Fr, 25. Mai 2018

Nach Raubüberfall:

11.11.2015 17:02

Juwelier-Bande ausgeforscht: 17-Jähriger in Haft

Der Raub auf den Villacher Juwelier Schützlhoffer ist geklärt: Perfekte Überwachungsfotos sowie eine effektive Spurenauswertung führten zum Fahndungserfolg. Wie berichtet, hatten vier Männer den Laden gestürmt, eine Angestellte bedroht und mit Gas attackiert. Der mutmaßliche Kopf des Quartetts ist verhaftet; er ist 17!

Mit 105 Luxusuhren im Wert von rund 280.000 Euro waren die vier unmaskierten Brutalo-Räuber am 15. Oktober nach ihrem Blitzcoup auf den Nobel-Juwelier in der Villacher Innenstadt entkommen. Zuvor hatte das Quartett noch eine Angestellte (28) mit einer Faustfeuerwaffe bedroht, sie gefesselt und ihr Reizgas ins Gesicht gesprüht.

Doch drei Wochen später klickten für einen der Täter in Litauen die Handschellen. "Durch die optimalen Überwachungsfotos und die effektive Spurenauswertung konnten vier litauische Staatsbürger als Täter ausgeforscht werden", erklärt Oberst Gottlieb Türk vom Landeskriminalamt, der in enger Zusammenarbeit mit dem Bundeskriminalamt Wien und der Staatsanwaltschaft Klagenfurt den Raubüberfall klären konnte.

Türk weiter: "Da relativ rasch europäische Haftbefehle erlassen wurden, konnte einer der Täter bereits am 6. November festgenommen werden." Dabei handelt es sich um einen 17-jährigen Litauer, der derzeit auf seine Auslieferung nach Österreich wartet. Er war es, der die Angestellte mit einer Faustfeuerwaffe bedroht und sie mit einem Reizgasspray attackiert hatte.

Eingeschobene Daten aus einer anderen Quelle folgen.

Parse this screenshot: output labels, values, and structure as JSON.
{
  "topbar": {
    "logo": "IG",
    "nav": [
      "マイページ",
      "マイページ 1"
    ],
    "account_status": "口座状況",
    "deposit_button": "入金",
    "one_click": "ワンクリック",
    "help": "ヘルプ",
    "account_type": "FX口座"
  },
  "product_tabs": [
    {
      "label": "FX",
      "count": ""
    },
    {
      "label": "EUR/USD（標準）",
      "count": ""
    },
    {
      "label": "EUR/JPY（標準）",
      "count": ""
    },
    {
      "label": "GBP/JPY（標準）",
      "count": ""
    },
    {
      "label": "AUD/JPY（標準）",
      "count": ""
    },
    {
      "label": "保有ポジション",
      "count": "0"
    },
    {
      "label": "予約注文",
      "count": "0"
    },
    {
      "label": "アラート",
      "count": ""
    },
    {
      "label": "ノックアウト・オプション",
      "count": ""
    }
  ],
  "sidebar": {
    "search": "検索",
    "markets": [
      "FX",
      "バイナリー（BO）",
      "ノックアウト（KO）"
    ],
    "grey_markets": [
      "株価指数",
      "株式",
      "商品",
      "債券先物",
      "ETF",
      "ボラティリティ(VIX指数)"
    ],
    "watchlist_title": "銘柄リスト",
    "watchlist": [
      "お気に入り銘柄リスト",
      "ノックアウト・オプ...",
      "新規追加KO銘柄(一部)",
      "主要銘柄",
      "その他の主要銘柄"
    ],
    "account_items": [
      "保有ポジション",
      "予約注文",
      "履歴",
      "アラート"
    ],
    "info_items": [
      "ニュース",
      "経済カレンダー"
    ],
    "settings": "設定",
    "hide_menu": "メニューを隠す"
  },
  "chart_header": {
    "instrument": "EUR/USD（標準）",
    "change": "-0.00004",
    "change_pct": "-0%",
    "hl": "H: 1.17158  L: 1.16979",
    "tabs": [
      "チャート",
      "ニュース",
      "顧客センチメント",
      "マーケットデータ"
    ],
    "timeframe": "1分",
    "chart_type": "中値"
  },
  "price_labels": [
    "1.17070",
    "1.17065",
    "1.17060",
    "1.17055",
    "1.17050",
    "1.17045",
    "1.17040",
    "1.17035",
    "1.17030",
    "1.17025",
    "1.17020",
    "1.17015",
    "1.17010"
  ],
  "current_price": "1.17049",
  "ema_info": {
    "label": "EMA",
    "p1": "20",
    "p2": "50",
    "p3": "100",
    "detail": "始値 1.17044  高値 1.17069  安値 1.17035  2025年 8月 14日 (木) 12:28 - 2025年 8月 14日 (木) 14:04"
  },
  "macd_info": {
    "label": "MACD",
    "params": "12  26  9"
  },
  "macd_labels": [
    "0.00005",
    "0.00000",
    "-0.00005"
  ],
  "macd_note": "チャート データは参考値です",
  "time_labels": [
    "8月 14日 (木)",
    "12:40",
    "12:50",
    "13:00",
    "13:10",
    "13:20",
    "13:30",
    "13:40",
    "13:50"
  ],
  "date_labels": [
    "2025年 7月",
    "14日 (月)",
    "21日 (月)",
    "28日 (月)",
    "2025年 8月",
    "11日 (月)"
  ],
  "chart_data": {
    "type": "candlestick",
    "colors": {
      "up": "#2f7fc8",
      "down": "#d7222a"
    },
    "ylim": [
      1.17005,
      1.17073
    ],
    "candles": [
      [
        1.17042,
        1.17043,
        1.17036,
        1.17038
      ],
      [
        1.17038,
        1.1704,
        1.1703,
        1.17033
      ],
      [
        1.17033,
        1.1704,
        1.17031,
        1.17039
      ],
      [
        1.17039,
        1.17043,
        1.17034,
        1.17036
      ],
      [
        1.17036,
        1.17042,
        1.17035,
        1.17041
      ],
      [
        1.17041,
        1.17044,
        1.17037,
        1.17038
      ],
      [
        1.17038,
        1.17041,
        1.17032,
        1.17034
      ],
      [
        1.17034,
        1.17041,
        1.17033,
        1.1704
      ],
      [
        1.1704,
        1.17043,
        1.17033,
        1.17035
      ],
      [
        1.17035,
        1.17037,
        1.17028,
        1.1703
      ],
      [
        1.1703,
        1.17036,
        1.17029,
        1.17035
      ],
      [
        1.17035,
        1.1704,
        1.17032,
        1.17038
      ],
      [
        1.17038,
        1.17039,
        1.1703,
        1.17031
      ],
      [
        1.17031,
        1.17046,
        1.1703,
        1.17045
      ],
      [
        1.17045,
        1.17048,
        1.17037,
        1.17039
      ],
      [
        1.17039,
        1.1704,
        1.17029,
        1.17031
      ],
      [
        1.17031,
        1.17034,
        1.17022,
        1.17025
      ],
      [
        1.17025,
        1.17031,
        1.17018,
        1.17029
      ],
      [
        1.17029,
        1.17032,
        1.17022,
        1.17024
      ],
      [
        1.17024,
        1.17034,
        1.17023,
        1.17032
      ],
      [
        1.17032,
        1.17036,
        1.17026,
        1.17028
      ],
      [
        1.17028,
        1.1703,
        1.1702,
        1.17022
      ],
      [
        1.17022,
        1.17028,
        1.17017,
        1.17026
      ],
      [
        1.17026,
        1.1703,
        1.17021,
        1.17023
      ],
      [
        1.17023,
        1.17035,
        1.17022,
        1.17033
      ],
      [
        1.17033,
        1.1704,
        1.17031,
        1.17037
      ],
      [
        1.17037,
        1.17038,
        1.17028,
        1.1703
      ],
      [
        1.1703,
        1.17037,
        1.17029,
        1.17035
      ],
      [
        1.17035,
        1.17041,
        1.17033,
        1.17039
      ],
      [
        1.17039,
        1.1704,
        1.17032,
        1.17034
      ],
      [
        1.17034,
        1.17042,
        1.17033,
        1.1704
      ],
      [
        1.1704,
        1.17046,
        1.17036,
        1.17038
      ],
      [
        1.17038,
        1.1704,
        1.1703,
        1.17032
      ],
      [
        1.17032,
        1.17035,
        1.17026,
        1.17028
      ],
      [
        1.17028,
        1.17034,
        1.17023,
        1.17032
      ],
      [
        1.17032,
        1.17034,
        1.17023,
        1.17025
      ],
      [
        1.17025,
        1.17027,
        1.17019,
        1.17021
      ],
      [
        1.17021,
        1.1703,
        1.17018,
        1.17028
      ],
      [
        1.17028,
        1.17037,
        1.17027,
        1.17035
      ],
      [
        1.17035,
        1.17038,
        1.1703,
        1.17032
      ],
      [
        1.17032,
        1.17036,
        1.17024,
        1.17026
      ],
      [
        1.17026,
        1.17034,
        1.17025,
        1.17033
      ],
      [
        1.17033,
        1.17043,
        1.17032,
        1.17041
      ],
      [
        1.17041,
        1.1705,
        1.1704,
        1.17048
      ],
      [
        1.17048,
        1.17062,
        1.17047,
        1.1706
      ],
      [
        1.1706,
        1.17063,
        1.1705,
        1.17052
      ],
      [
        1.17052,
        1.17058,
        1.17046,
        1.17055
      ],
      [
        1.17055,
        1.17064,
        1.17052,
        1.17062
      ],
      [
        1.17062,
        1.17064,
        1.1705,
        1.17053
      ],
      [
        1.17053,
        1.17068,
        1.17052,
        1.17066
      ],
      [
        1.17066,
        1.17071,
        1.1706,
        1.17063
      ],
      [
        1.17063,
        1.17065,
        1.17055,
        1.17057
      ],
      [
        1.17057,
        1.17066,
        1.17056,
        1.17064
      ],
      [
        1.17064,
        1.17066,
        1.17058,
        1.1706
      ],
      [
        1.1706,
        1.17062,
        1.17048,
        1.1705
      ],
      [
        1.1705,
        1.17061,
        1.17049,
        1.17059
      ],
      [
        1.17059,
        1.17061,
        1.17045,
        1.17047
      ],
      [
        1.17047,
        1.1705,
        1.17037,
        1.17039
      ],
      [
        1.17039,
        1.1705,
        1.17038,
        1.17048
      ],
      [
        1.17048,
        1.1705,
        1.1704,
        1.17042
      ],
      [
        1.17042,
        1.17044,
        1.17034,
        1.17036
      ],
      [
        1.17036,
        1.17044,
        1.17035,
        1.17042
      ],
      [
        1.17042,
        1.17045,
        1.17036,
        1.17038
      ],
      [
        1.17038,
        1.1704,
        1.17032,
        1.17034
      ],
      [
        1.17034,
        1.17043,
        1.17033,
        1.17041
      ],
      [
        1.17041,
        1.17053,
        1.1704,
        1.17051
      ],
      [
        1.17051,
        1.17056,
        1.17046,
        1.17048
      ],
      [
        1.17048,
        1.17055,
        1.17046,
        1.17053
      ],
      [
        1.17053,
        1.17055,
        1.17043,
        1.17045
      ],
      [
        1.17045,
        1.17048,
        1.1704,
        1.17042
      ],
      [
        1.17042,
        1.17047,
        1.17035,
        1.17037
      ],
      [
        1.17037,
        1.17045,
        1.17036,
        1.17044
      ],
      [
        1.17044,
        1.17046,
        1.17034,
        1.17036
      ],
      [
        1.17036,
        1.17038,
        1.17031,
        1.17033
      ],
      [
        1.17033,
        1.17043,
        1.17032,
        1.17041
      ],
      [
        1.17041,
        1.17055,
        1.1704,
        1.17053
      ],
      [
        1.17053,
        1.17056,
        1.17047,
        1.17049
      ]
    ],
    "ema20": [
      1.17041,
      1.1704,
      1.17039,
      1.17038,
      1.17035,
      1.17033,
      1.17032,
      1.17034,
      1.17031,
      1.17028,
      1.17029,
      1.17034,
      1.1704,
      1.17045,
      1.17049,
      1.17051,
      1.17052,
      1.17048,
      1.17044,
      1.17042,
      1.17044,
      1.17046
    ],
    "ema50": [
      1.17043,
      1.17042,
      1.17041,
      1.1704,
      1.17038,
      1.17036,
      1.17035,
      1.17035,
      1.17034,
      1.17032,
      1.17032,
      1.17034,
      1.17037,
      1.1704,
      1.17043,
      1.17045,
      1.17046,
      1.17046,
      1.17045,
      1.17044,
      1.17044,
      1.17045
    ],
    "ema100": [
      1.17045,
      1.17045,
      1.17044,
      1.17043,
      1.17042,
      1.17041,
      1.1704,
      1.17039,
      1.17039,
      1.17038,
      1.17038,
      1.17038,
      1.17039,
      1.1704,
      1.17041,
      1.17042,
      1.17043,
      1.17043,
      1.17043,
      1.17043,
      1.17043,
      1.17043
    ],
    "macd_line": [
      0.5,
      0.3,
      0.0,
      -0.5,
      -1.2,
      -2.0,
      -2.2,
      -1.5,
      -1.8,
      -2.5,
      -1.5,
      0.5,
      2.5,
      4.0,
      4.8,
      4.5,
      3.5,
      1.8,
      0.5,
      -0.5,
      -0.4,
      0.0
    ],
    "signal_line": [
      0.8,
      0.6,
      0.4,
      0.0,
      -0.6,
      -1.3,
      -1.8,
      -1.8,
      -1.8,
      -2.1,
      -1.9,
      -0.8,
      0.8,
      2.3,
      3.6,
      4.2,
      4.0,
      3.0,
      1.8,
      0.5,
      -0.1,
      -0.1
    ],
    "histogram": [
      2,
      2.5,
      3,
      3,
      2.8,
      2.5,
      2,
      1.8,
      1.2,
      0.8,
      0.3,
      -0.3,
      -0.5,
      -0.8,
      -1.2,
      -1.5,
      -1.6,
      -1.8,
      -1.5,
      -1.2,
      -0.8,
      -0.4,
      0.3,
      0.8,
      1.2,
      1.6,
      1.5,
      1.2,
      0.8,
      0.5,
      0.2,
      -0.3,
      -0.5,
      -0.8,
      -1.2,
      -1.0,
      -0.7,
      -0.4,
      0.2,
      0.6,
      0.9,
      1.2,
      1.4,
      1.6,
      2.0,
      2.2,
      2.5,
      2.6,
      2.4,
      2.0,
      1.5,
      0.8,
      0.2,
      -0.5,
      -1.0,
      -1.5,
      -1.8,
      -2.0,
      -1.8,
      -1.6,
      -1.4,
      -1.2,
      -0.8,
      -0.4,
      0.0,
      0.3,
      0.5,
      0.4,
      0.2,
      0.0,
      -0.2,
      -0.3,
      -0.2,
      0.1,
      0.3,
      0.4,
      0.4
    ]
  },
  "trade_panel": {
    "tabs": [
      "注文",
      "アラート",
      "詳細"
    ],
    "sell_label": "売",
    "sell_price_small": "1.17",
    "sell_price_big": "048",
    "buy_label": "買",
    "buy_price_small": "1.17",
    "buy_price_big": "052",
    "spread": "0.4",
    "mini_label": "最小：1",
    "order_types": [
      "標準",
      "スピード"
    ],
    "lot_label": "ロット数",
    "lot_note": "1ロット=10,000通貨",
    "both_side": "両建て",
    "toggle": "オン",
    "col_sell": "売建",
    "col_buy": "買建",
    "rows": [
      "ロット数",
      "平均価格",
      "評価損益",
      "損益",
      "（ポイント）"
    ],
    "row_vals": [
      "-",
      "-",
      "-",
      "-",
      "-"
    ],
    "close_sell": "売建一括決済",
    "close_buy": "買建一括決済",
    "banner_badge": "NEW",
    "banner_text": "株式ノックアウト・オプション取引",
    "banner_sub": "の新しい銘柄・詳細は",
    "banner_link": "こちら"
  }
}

Da es sich bei diesem Coup jedoch mit großer Wahrscheinlichkeit um Auftragsarbeit handle, gilt es nun nicht nur, die übrigen drei Täter - sie sollen sich ebenfalls in Litauen aufhalten - zu fassen, sondern vor allem die Hintermänner. Denn im gesamten mitteleuropäischen Raum sind mehrere Juwelier-Coups mit ähnlichem Modus Operandi begangen worden. Ein wesentlicher Teil davon soll auf das Konto von Banden aus Litauen gehen.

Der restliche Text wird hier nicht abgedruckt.